Droit de la famille – 171644

11 juillet 2017

500-09-025841-164

Hilton, Bouchard, Vauclair

Appel d'un jugement de la Cour supérieure ayant rejeté une requête en rétractation de jugement en matière de reconnaissance de paternité sur le fond. Rejeté.

Les parents se sont mariés en République démocratique du Congo et ils se sont installés au Québec par la suite. Incapables de fonder une famille de manière naturelle, ils ont eu recours aux services d'une clinique spécialisée. Une première insémination a eu lieu au mois d'octobre 2011, mais elle a échoué. Le père est décédé quelques mois avant la deuxième tentative et 493 jours avant la naissance de l'enfant en cause. Le Directeur de l'état civil a refusé d'inscrire le nom du père sur la déclaration de naissance, mais la Cour supérieure a accueilli une requête en reconnaissance de paternité présentée par la mère au mois d'octobre 2013. En juillet 2014, les appelantes – des héritières du père – ont appris l'existence du jugement qui avait accueilli la requête en reconnaissance de paternité et elles ont déposé une requête en rétractation de jugement. Sur le fond de cette requête, la juge de première instance a rejeté les moyens invoqués par les appelantes.
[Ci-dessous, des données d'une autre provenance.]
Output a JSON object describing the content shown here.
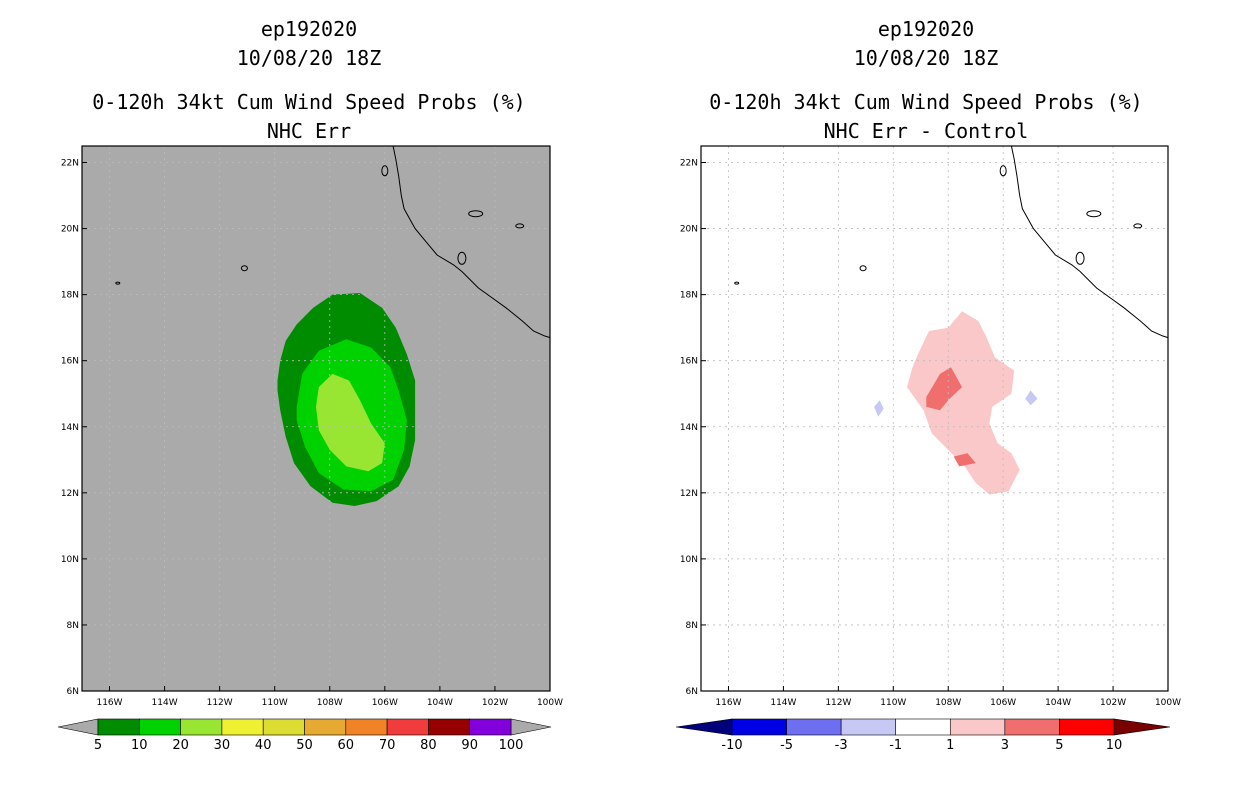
{
  "chart_data": [
    {
      "type": "heatmap",
      "title": [
        "ep192020",
        "10/08/20 18Z",
        "0-120h 34kt Cum Wind Speed Probs (%)",
        "NHC Err"
      ],
      "xlim": [
        -117,
        -100
      ],
      "ylim": [
        6,
        22.5
      ],
      "xticks": [
        -116,
        -114,
        -112,
        -110,
        -108,
        -106,
        -104,
        -102,
        -100
      ],
      "xtick_labels": [
        "116W",
        "114W",
        "112W",
        "110W",
        "108W",
        "106W",
        "104W",
        "102W",
        "100W"
      ],
      "yticks": [
        6,
        8,
        10,
        12,
        14,
        16,
        18,
        20,
        22
      ],
      "ytick_labels": [
        "6N",
        "8N",
        "10N",
        "12N",
        "14N",
        "16N",
        "18N",
        "20N",
        "22N"
      ],
      "background": "#aaaaaa",
      "grid": true,
      "colorbar": {
        "labels": [
          "5",
          "10",
          "20",
          "30",
          "40",
          "50",
          "60",
          "70",
          "80",
          "90",
          "100"
        ],
        "colors": [
          "#008c00",
          "#00d200",
          "#99e632",
          "#f0f032",
          "#dcdc32",
          "#e6aa32",
          "#f08228",
          "#f03c3c",
          "#960000",
          "#8200dc"
        ],
        "under_color": "#aaaaaa",
        "over_color": "#aaaaaa"
      },
      "contours": [
        {
          "level": "5-10",
          "color": "#008c00",
          "points": [
            [
              -109.9,
              15.4
            ],
            [
              -109.8,
              16.0
            ],
            [
              -109.6,
              16.6
            ],
            [
              -109.2,
              17.1
            ],
            [
              -108.6,
              17.6
            ],
            [
              -107.9,
              18.0
            ],
            [
              -106.9,
              18.05
            ],
            [
              -106.1,
              17.6
            ],
            [
              -105.6,
              17.0
            ],
            [
              -105.2,
              16.2
            ],
            [
              -104.9,
              15.4
            ],
            [
              -104.9,
              14.6
            ],
            [
              -104.9,
              13.6
            ],
            [
              -105.1,
              12.8
            ],
            [
              -105.5,
              12.2
            ],
            [
              -106.3,
              11.75
            ],
            [
              -107.1,
              11.6
            ],
            [
              -107.9,
              11.7
            ],
            [
              -108.7,
              12.2
            ],
            [
              -109.3,
              12.9
            ],
            [
              -109.6,
              13.7
            ],
            [
              -109.8,
              14.5
            ],
            [
              -109.9,
              15.1
            ]
          ]
        },
        {
          "level": "10-20",
          "color": "#00d200",
          "points": [
            [
              -109.2,
              14.6
            ],
            [
              -109.0,
              15.6
            ],
            [
              -108.4,
              16.3
            ],
            [
              -107.4,
              16.65
            ],
            [
              -106.5,
              16.4
            ],
            [
              -105.8,
              15.8
            ],
            [
              -105.5,
              15.1
            ],
            [
              -105.2,
              14.2
            ],
            [
              -105.3,
              13.3
            ],
            [
              -105.7,
              12.4
            ],
            [
              -106.5,
              12.05
            ],
            [
              -107.5,
              12.1
            ],
            [
              -108.4,
              12.6
            ],
            [
              -108.9,
              13.4
            ],
            [
              -109.2,
              14.2
            ]
          ]
        },
        {
          "level": "20-30",
          "color": "#99e632",
          "points": [
            [
              -108.5,
              14.6
            ],
            [
              -108.4,
              15.2
            ],
            [
              -107.9,
              15.6
            ],
            [
              -107.3,
              15.4
            ],
            [
              -106.9,
              14.8
            ],
            [
              -106.5,
              14.1
            ],
            [
              -106.0,
              13.5
            ],
            [
              -106.1,
              12.9
            ],
            [
              -106.6,
              12.65
            ],
            [
              -107.4,
              12.8
            ],
            [
              -108.0,
              13.3
            ],
            [
              -108.4,
              13.9
            ]
          ]
        }
      ],
      "coastline": [
        [
          -105.7,
          22.5
        ],
        [
          -105.6,
          22.1
        ],
        [
          -105.5,
          21.6
        ],
        [
          -105.4,
          21.0
        ],
        [
          -105.3,
          20.6
        ],
        [
          -104.9,
          20.0
        ],
        [
          -104.5,
          19.6
        ],
        [
          -104.1,
          19.2
        ],
        [
          -103.5,
          18.9
        ],
        [
          -103.2,
          18.7
        ],
        [
          -102.6,
          18.2
        ],
        [
          -102.1,
          17.9
        ],
        [
          -101.6,
          17.6
        ],
        [
          -101.0,
          17.2
        ],
        [
          -100.6,
          16.9
        ],
        [
          -100.2,
          16.75
        ],
        [
          -100.0,
          16.7
        ]
      ]
    },
    {
      "type": "heatmap",
      "title": [
        "ep192020",
        "10/08/20 18Z",
        "0-120h 34kt Cum Wind Speed Probs (%)",
        "NHC Err - Control"
      ],
      "xlim": [
        -117,
        -100
      ],
      "ylim": [
        6,
        22.5
      ],
      "xticks": [
        -116,
        -114,
        -112,
        -110,
        -108,
        -106,
        -104,
        -102,
        -100
      ],
      "xtick_labels": [
        "116W",
        "114W",
        "112W",
        "110W",
        "108W",
        "106W",
        "104W",
        "102W",
        "100W"
      ],
      "yticks": [
        6,
        8,
        10,
        12,
        14,
        16,
        18,
        20,
        22
      ],
      "ytick_labels": [
        "6N",
        "8N",
        "10N",
        "12N",
        "14N",
        "16N",
        "18N",
        "20N",
        "22N"
      ],
      "background": "#ffffff",
      "grid": true,
      "colorbar": {
        "labels": [
          "-10",
          "-5",
          "-3",
          "-1",
          "1",
          "3",
          "5",
          "10"
        ],
        "colors": [
          "#0000e6",
          "#6e6ef0",
          "#c8c8f5",
          "#ffffff",
          "#fac8c8",
          "#f06e6e",
          "#ff0000"
        ],
        "under_color": "#00007a",
        "over_color": "#780000"
      },
      "contours": [
        {
          "level": "1-3",
          "color": "#fac8c8",
          "points": [
            [
              -109.1,
              16.2
            ],
            [
              -108.7,
              16.9
            ],
            [
              -108.0,
              17.0
            ],
            [
              -107.5,
              17.5
            ],
            [
              -106.9,
              17.2
            ],
            [
              -106.6,
              16.7
            ],
            [
              -106.3,
              16.1
            ],
            [
              -105.6,
              15.7
            ],
            [
              -105.7,
              15.0
            ],
            [
              -106.4,
              14.6
            ],
            [
              -106.5,
              14.1
            ],
            [
              -106.2,
              13.5
            ],
            [
              -105.7,
              13.2
            ],
            [
              -105.4,
              12.7
            ],
            [
              -105.8,
              12.05
            ],
            [
              -106.5,
              11.95
            ],
            [
              -107.0,
              12.3
            ],
            [
              -107.4,
              12.8
            ],
            [
              -108.0,
              13.3
            ],
            [
              -108.6,
              13.8
            ],
            [
              -108.9,
              14.5
            ],
            [
              -109.5,
              15.2
            ],
            [
              -109.3,
              15.8
            ]
          ]
        },
        {
          "level": "3-5",
          "color": "#f06e6e",
          "points": [
            [
              -108.8,
              14.9
            ],
            [
              -108.3,
              15.6
            ],
            [
              -107.9,
              15.8
            ],
            [
              -107.5,
              15.2
            ],
            [
              -108.0,
              14.8
            ],
            [
              -108.3,
              14.5
            ],
            [
              -108.8,
              14.6
            ]
          ]
        },
        {
          "level": "3-5",
          "color": "#f06e6e",
          "points": [
            [
              -107.8,
              13.1
            ],
            [
              -107.3,
              13.2
            ],
            [
              -107.0,
              12.9
            ],
            [
              -107.6,
              12.8
            ]
          ]
        },
        {
          "level": "-3--1",
          "color": "#c8c8f5",
          "points": [
            [
              -110.7,
              14.6
            ],
            [
              -110.5,
              14.8
            ],
            [
              -110.35,
              14.55
            ],
            [
              -110.55,
              14.3
            ]
          ]
        },
        {
          "level": "-3--1",
          "color": "#c8c8f5",
          "points": [
            [
              -105.0,
              15.1
            ],
            [
              -104.75,
              14.85
            ],
            [
              -105.0,
              14.65
            ],
            [
              -105.2,
              14.85
            ]
          ]
        }
      ],
      "coastline": [
        [
          -105.7,
          22.5
        ],
        [
          -105.6,
          22.1
        ],
        [
          -105.5,
          21.6
        ],
        [
          -105.4,
          21.0
        ],
        [
          -105.3,
          20.6
        ],
        [
          -104.9,
          20.0
        ],
        [
          -104.5,
          19.6
        ],
        [
          -104.1,
          19.2
        ],
        [
          -103.5,
          18.9
        ],
        [
          -103.2,
          18.7
        ],
        [
          -102.6,
          18.2
        ],
        [
          -102.1,
          17.9
        ],
        [
          -101.6,
          17.6
        ],
        [
          -101.0,
          17.2
        ],
        [
          -100.6,
          16.9
        ],
        [
          -100.2,
          16.75
        ],
        [
          -100.0,
          16.7
        ]
      ]
    }
  ]
}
Le Code civil du Québec (C.C.Q.) est silencieux sur la question précise de l'insémination post-mortem. En l'espèce, les seules forces génétiques en cause sont celles du projet parental et le père biologique n’est pas devenu un tiers à ce projet du simple fait de son décès puisqu'un tel résultat aurait été expressément prévu par le législateur. De plus, on ne peut retenir que, lorsque le père biologique est incapable d'exercer son rôle de parent autrement que par la transmission de son nom, la filiation ne peut être établie. D'une part, un tel raisonnement place une mère et son enfant dans une situation non souhaitable devant un père fugitif. D'autre part, il ne tient pas compte du fait que la mort n'est pas un empêchement à la filiation. Au surplus, cet argument est rejeté dans Droit de la famille – 111729 (C.A., 2011-06-22), 2011 QCCA 1180, SOQUIJ AZ-50762994, 2011EXP-2071, J.E. 2011-1128, où il a été précisé que la filiation est établie par la loi et ne découle pas de la volonté d'un parent d'assumer les conséquences qui s'ensuivent ou de la capacité de ce faire. Les règles prévues aux articles 532 et 533 C.C.Q. permettent donc à un enfant de réclamer sa filiation en justice lorsqu'elle n'est pas établie par un titre et une possession d'état conforme et de le faire par tous les moyens. En ce qui concerne le consentement du père, la juge a tenu compte des documents signés, mais aussi des efforts du couple, qui se sont manifestés par des visites nombreuses et sur une période continue à la clinique spécialisée. Enfin, bien qu'il y ait des questions éthiques et sociales qui découlent de l'insémination post-mortem, il n'existe aucun obstacle juridique à ce que soit reconnue la filiation d'un enfant né dans ces circonstances.